Wacana pemberdayaan ekonomi umat melalui sertifikasi wakaf dengan uang tunai yang lazim dikenal Sertifikat Wakaf Tunai (Cash Waqf Certificate) tidak terlepas dari pendekatan konseptual, sistematika dan metodologinya. Prof. Volker Nienhaus, peneliti senior non muslim dan ahli ekonomi Islam dari Universitas Bochum Jerman dalam artikelnya berjudul Islamic Economics: Policy between Pragmatism and Utopia (1982) mengungkapkan empat formula pendekatan kajian ekonomi Islam: pragmatis, resitatif, utopian, dan adaptif.

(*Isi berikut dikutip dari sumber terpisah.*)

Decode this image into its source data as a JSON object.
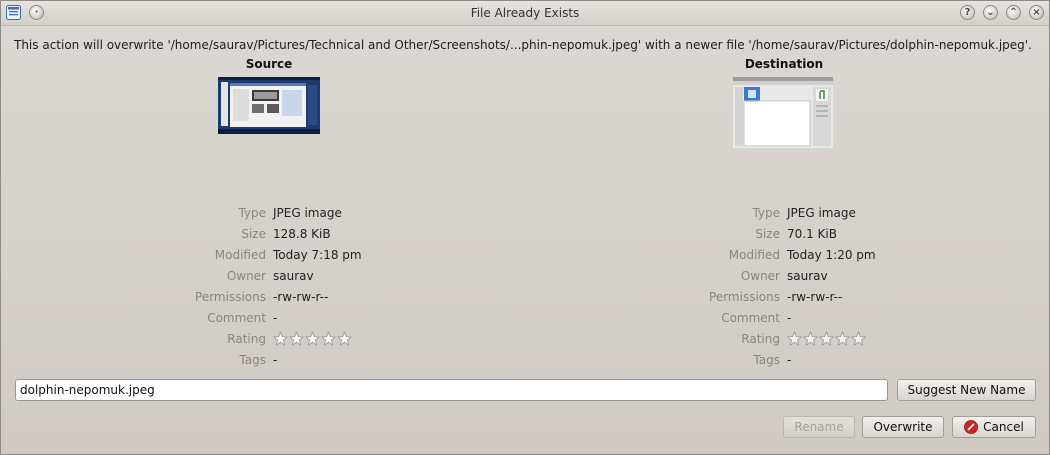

Menurutnya, dari keempat pendekatan itu, yang paling banyak dipakai adalah pendekatan resitatif. Berasal dari kata kerja recitation (pembacaan, imlak, hafalan dan pengajian), adalah pendekatan mengacu pada teks ajaran Islam Secara khusus, pendekatan ini di antaranya mengacu pada hukum Fiqih Mu’amalah kalangan fuqaha yang disebutnya the orthodox jurist. Termasuk kategori pendekatan ini, kajian yang berorientasi teologis dan analisis moral yang pada perkembangan selanjutnya melahirkan formula etika ekonomi seperti yang ditulis oleh Dr. Yusuf Al-Qardhawi dalam Daurul Qiyam wal Akhlaq fi al-Iqtishad al-Islami (1995). Dalam litaratur klasik pendekatan teologi akhlak tersebut dikenal dengan Adab Al-Kasb wal Ma’asy seperti dikenalkan Imam Al-Ghozali (w.505H) dalam Ihya’ Ulumuddinnya.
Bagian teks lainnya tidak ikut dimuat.